The question for the federal court is whether Proposition 8—the California ballot initiative in November 2008 that limited marriage to one man and one woman (overturning the state Supreme Court in the process)—is unconstitutional. The inquiry is not a narrow or technical one. That's why Judge Vaughn Walker (a George H.W. Bush appointee, if you're apt to keep score) decided to broadcast the trial on a delayed basis on YouTube. Last week, minutes before the trial opened, the U.S. Supreme Court responded to an emergency request from proponents of the gay-marriage ban and blocked YouTube coverage for at least several days. On Wednesday, by a 5–4 vote, it extended the ban indefinitely. Asking the Supreme Court—which bans cameras in its own courtroom—to decide whether a federal court can broadcast the most important gay-rights trial of the decade is a bit like asking Tiger Woods to rule on whether adultery is bad. But the Supreme Court's fear of the public notwithstanding, it's now clear that Prop 8's supporters' anxiety about allowing the masses into their lawsuit betrays a deep ambivalence about the same American voter they purport to be defending.
Alex Kozinski, chief judge of the United States Court of Appeals for the Ninth Circuit, recently announced the decision to allow some TV coverage of civil trials, describing the policy as an "experiment" to "find the right balance between the public's right to access to the courts and the parties' right to a fair and dignified proceeding." While Justice Antonin Scalia argues that broadcasting trials would be "making entertainment out of other people's legal problems," proponents of cameras in the courts feel that you cannot ask citizens to participate meaningfully in a democracy if you suspect they aren't smart enough to watch court cases.

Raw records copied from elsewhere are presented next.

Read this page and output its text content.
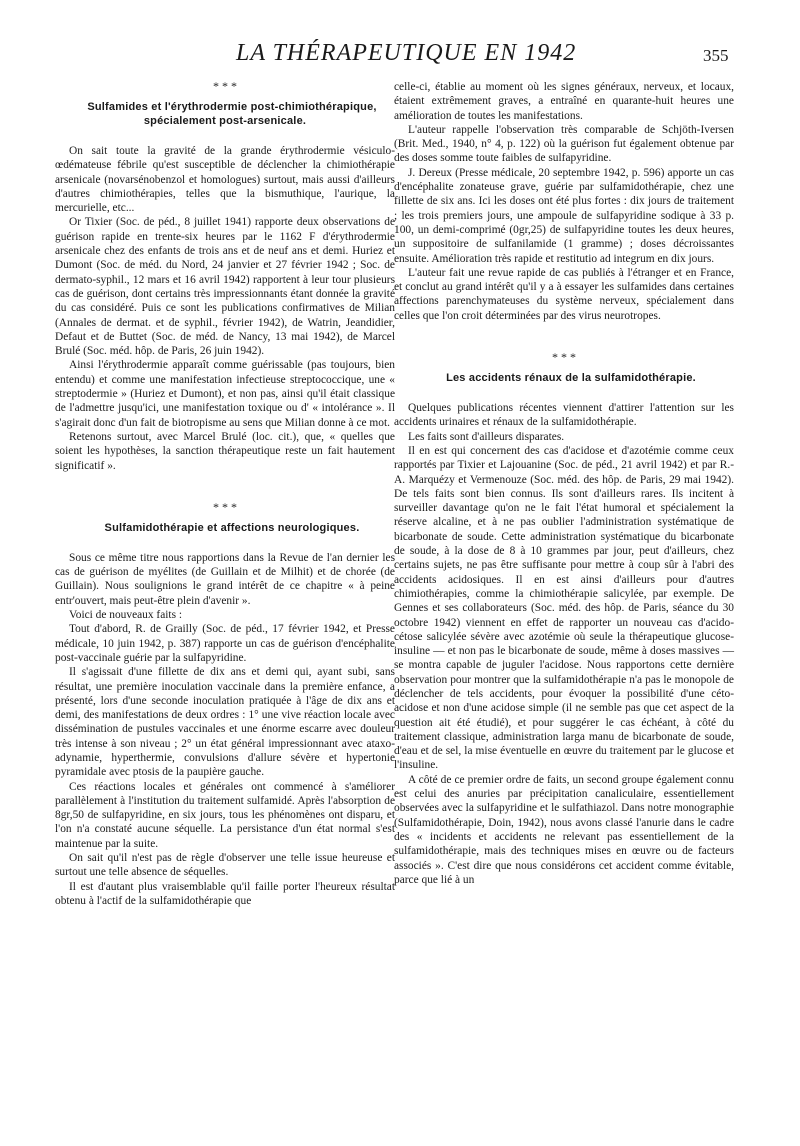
LA THÉRAPEUTIQUE EN 1942	355
* * *

Sulfamides et l'érythrodermie post-chimiothérapique, spécialement post-arsenicale.

On sait toute la gravité de la grande érythrodermie vésiculo-œdémateuse fébrile qu'est susceptible de déclencher la chimiothérapie arsenicale (novarsénobenzol et homologues) surtout, mais aussi d'ailleurs d'autres chimiothérapies, telles que la bismuthique, l'aurique, la mercurielle, etc...

Or Tixier (Soc. de péd., 8 juillet 1941) rapporte deux observations de guérison rapide en trente-six heures par le 1162 F d'érythrodermie arsenicale chez des enfants de trois ans et de neuf ans et demi. Huriez et Dumont (Soc. de méd. du Nord, 24 janvier et 27 février 1942 ; Soc. de dermato-syphil., 12 mars et 16 avril 1942) rapportent à leur tour plusieurs cas de guérison, dont certains très impressionnants étant donnée la gravité du cas considéré. Puis ce sont les publications confirmatives de Milian (Annales de dermat. et de syphil., février 1942), de Watrin, Jeandidier, Defaut et de Buttet (Soc. de méd. de Nancy, 13 mai 1942), de Marcel Brulé (Soc. méd. hôp. de Paris, 26 juin 1942).

Ainsi l'érythrodermie apparaît comme guérissable (pas toujours, bien entendu) et comme une manifestation infectieuse streptococcique, une « streptodermie » (Huriez et Dumont), et non pas, ainsi qu'il était classique de l'admettre jusqu'ici, une manifestation toxique ou d' « intolérance ». Il s'agirait donc d'un fait de biotropisme au sens que Milian donne à ce mot.

Retenons surtout, avec Marcel Brulé (loc. cit.), que, « quelles que soient les hypothèses, la sanction thérapeutique reste un fait hautement significatif ».

* * *

Sulfamidothérapie et affections neurologiques.

Sous ce même titre nous rapportions dans la Revue de l'an dernier les cas de guérison de myélites (de Guillain et de Milhit) et de chorée (de Guillain). Nous soulignions le grand intérêt de ce chapitre « à peine entr'ouvert, mais peut-être plein d'avenir ».

Voici de nouveaux faits :

Tout d'abord, R. de Grailly (Soc. de péd., 17 février 1942, et Presse médicale, 10 juin 1942, p. 387) rapporte un cas de guérison d'encéphalite post-vaccinale guérie par la sulfapyridine.

Il s'agissait d'une fillette de dix ans et demi qui, ayant subi, sans résultat, une première inoculation vaccinale dans la première enfance, a présenté, lors d'une seconde inoculation pratiquée à l'âge de dix ans et demi, des manifestations de deux ordres : 1° une vive réaction locale avec dissémination de pustules vaccinales et une énorme escarre avec douleur très intense à son niveau ; 2° un état général impressionnant avec ataxo-adynamie, hyperthermie, convulsions d'allure sévère et hypertonie pyramidale avec ptosis de la paupière gauche.

Ces réactions locales et générales ont commencé à s'améliorer parallèlement à l'institution du traitement sulfamidé. Après l'absorption de 8gr,50 de sulfapyridine, en six jours, tous les phénomènes ont disparu, et l'on n'a constaté aucune séquelle. La persistance d'un état normal s'est maintenue par la suite.

On sait qu'il n'est pas de règle d'observer une telle issue heureuse et surtout une telle absence de séquelles.

Il est d'autant plus vraisemblable qu'il faille porter l'heureux résultat obtenu à l'actif de la sulfamidothérapie que

celle-ci, établie au moment où les signes généraux, nerveux, et locaux, étaient extrêmement graves, a entraîné en quarante-huit heures une amélioration de toutes les manifestations.

L'auteur rappelle l'observation très comparable de Schjöth-Iversen (Brit. Med., 1940, n° 4, p. 122) où la guérison fut également obtenue par des doses somme toute faibles de sulfapyridine.

J. Dereux (Presse médicale, 20 septembre 1942, p. 596) apporte un cas d'encéphalite zonateuse grave, guérie par sulfamidothérapie, chez une fillette de six ans. Ici les doses ont été plus fortes : dix jours de traitement ; les trois premiers jours, une ampoule de sulfapyridine sodique à 33 p. 100, un demi-comprimé (0gr,25) de sulfapyridine toutes les deux heures, un suppositoire de sulfanilamide (1 gramme) ; doses décroissantes ensuite. Amélioration très rapide et restitutio ad integrum en dix jours.

L'auteur fait une revue rapide de cas publiés à l'étranger et en France, et conclut au grand intérêt qu'il y a à essayer les sulfamides dans certaines affections parenchymateuses du système nerveux, spécialement dans celles que l'on croit déterminées par des virus neurotropes.

* * *

Les accidents rénaux de la sulfamidothérapie.

Quelques publications récentes viennent d'attirer l'attention sur les accidents urinaires et rénaux de la sulfamidothérapie.

Les faits sont d'ailleurs disparates.

Il en est qui concernent des cas d'acidose et d'azotémie comme ceux rapportés par Tixier et Lajouanine (Soc. de péd., 21 avril 1942) et par R.-A. Marquézy et Vermenouze (Soc. méd. des hôp. de Paris, 29 mai 1942). De tels faits sont bien connus. Ils sont d'ailleurs rares. Ils incitent à surveiller davantage qu'on ne le fait l'état humoral et spécialement la réserve alcaline, et à ne pas oublier l'administration systématique de bicarbonate de soude. Cette administration systématique du bicarbonate de soude, à la dose de 8 à 10 grammes par jour, peut d'ailleurs, chez certains sujets, ne pas être suffisante pour mettre à coup sûr à l'abri des accidents acidosiques. Il en est ainsi d'ailleurs pour d'autres chimiothérapies, comme la chimiothérapie salicylée, par exemple. De Gennes et ses collaborateurs (Soc. méd. des hôp. de Paris, séance du 30 octobre 1942) viennent en effet de rapporter un nouveau cas d'acido-cétose salicylée sévère avec azotémie où seule la thérapeutique glucose-insuline — et non pas le bicarbonate de soude, même à doses massives — se montra capable de juguler l'acidose. Nous rapportons cette dernière observation pour montrer que la sulfamidothérapie n'a pas le monopole de déclencher de tels accidents, pour évoquer la possibilité d'une céto-acidose et non d'une acidose simple (il ne semble pas que cet aspect de la question ait été étudié), et pour suggérer le cas échéant, à côté du traitement classique, administration larga manu de bicarbonate de soude, d'eau et de sel, la mise éventuelle en œuvre du traitement par le glucose et l'insuline.

A côté de ce premier ordre de faits, un second groupe également connu est celui des anuries par précipitation canaliculaire, essentiellement observées avec la sulfapyridine et le sulfathiazol. Dans notre monographie (Sulfamidothérapie, Doin, 1942), nous avons classé l'anurie dans le cadre des « incidents et accidents ne relevant pas essentiellement de la sulfamidothérapie, mais des techniques mises en œuvre ou de facteurs associés ». C'est dire que nous considérons cet accident comme évitable, parce que lié à un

Yet when Judge Walker announced that he'd allow portions of Perry v. Schwarzenegger to be shown on YouTube, the fear of the marauding villagers was almost palpable. In opposing the move, for instance, Brian Brown, executive director of the National Organization for Marriage, argued that the decision to put cameras in the courtrooms was intended for "low profile" cases only. Can it possibly be true that the American citizenry is fit to watch only boring cases, not the big ones?
Then there's the equally condescending argument that broadcasting the gay-marriage trial allows the masses—whose own vote on the ballot initiative is at stake here—to terrorize and threaten the trial witnesses. Thus, Charles Cooper, lawyer for the pro–Prop 8 side in this case, has argued that although this is a civil, not criminal, trial, witnesses could suffer "hostilities and harms" at the hands of their opponents.
How can you argue both that the majority of California citizens wanted to ban gay marriage and should be respected, but also that gay-marriage opponents are a fragile oppressed minority who must testify only in dark rooms?
Opponents of gay marriage cannot have it both ways. If they want to say that unelected federal judges cannot subvert the will of John Q. Voter, it's absurd to insist that John Q. Voter should be banned from witnessing the proceedings. If they believe that elitist jurists shouldn't be allowed to substitute their values for those of ordinary citizens, they cannot holler that ordinary citizens are thuggish bullies who scare witnesses. Both sides spent close to $74 million on competing ads to "educate" voters in the gay-marriage campaign in California. It's a little late to claim there's no place for TV cameras in this fight.